DC Theatre Arts featured an article on Rorschach Theatre's current Psychogeographies project, Dissonant City (which highlights moments in DC music history), and the live immersive play that will be produced in July. Professor Kylos Brannon has been working on the various Psychogeographies Projects for 3 years and is producing/co-directing/designing projection for the video components to Angel Number Nine, opening on July 10th.
About the July show: "The project will soon go out with a bang with Angel Number Nine. After several months of boxes in the mail and exploring at one’s own pace, the story and audience will all converge on 1020 Connecticut Avenue NW to feel the music live and in person. Rorschach is taking on the significant task of converting a former retail space into a ’90s rock bar and highly immersive theatrical experience. With a bar for drinks, curated listening stations, vinyl for sale, and an exhibit highlighting DC’s musical history, this promises to be more than an average night at the theater."

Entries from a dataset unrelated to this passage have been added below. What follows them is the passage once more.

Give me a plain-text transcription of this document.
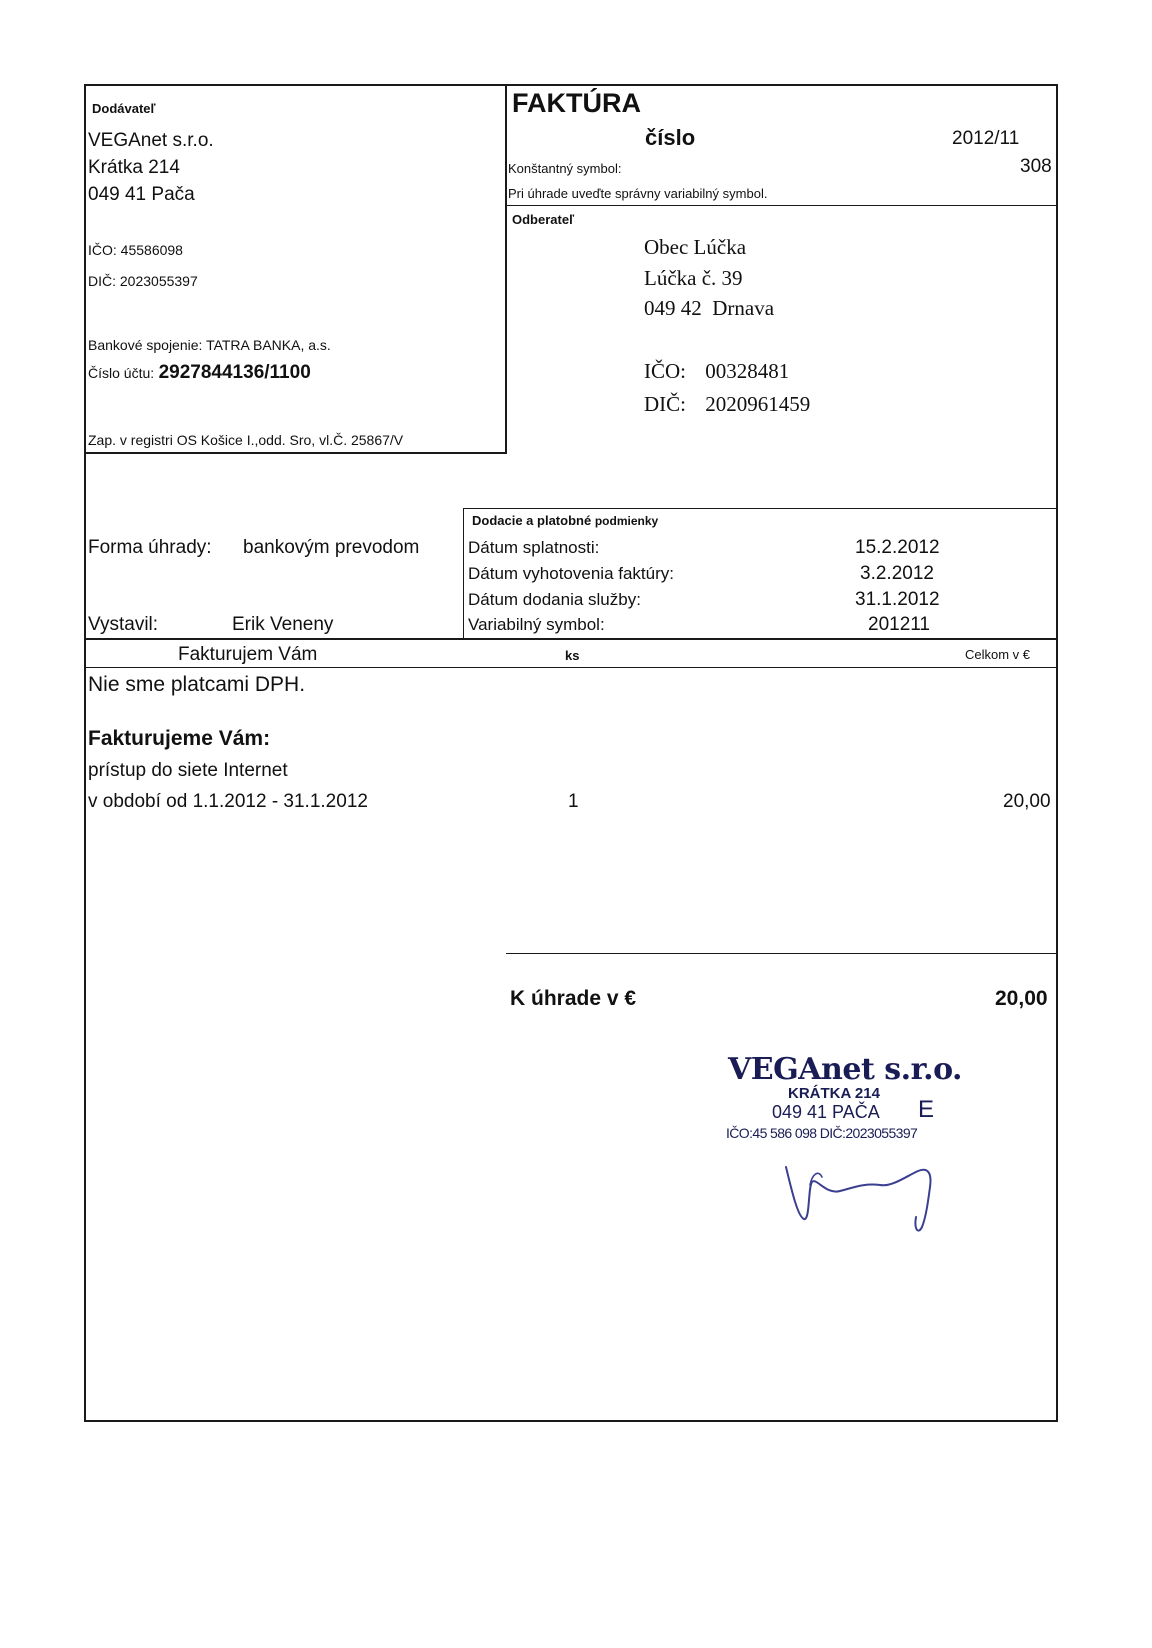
Dodávateľ
VEGAnet s.r.o.
Krátka 214
049 41 Pača
IČO: 45586098
DIČ: 2023055397
Bankové spojenie: TATRA BANKA, a.s.
Číslo účtu: 2927844136/1100
Zap. v registri OS Košice I.,odd. Sro, vl.Č. 25867/V
FAKTÚRA
číslo	2012/11
Konštantný symbol:	308
Pri úhrade uveďte správny variabilný symbol.
Odberateľ
Obec Lúčka
Lúčka č. 39
049 42  Drnava
IČO: 00328481
DIČ: 2020961459
Forma úhrady: bankovým prevodom
Vystavil:	Erik Veneny
Dodacie a platobné podmienky
Dátum splatnosti:	15.2.2012
Dátum vyhotovenia faktúry:	3.2.2012
Dátum dodania služby:	31.1.2012
Variabilný symbol:	201211
Fakturujem Vám	ks	Celkom v €
Nie sme platcami DPH.
Fakturujeme Vám:
prístup do siete Internet
v období od 1.1.2012 - 31.1.2012	1	20,00
K úhrade v €	20,00
VEGAnet s.r.o.
KRÁTKA 214
049 41 PAČA E
IČO:45 586 098 DIČ:2023055397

Last Sunday, Wes Lowery delivered the featured commentary on CBS News Sunday Morning. He addressed the dangers of U.S. political figures capitalizing on the backlash (he called it “whitelash”) that has developed in the aftermath of a period of progressive advances.
Manuela Farinosi (University of Udine, Italy) and Filippo Trevisan presented a paper titled “Re-writing the disability narrative: Social media and (self)representation strategies for marginalized identities” at the annual conference of the Società Italiana di Sociologia, Cultura e Comunicazione (Italian Association for Cultural and Communication Sociology), which took place last week at the University of Bari, Italy.
Aram Sinnreich’s forthcoming sci-fi novel A Second Chance for Yesterday received a glowing review in Scientific American, which called it "a perceptive, mesmerizing time-travel tale of self-revelation and redemption.”
Aram was also interviewed by USA Today at the Supreme Court on Thursday, about their decision ending affirmative action.
John C. Watson delivered a talk titled: “Allowing Journalists to be Licensed Professionals” on June 26 at the Little Penn coffeehouse in Washington, D.C. It has part of the ongoing “Pints & Profs – Love to Learn” enterprise that brings academic lectures to bars and coffeehouse to enlighten adults who miss or missed college. Watson presented a paper on the topic several years ago at the annual conference of the Association for Practical and Applied Ethics.
Andrew Phelps, director of the AU Game Center, served on a panel discussion at the international Digital Games Research Association (DiGRA) in Sevilla, Spain, entitled “Mis/Dis Information and Games Studies in Climate, Health, Culture, and News.” – with Mia Consalvo (Concordia University), Roger Altizer (Utah University), Lindsay Grace (University of Miami), and Harmut Koenitz (Södertörn University). (He managed not to melt in the Spanish summer, barely.)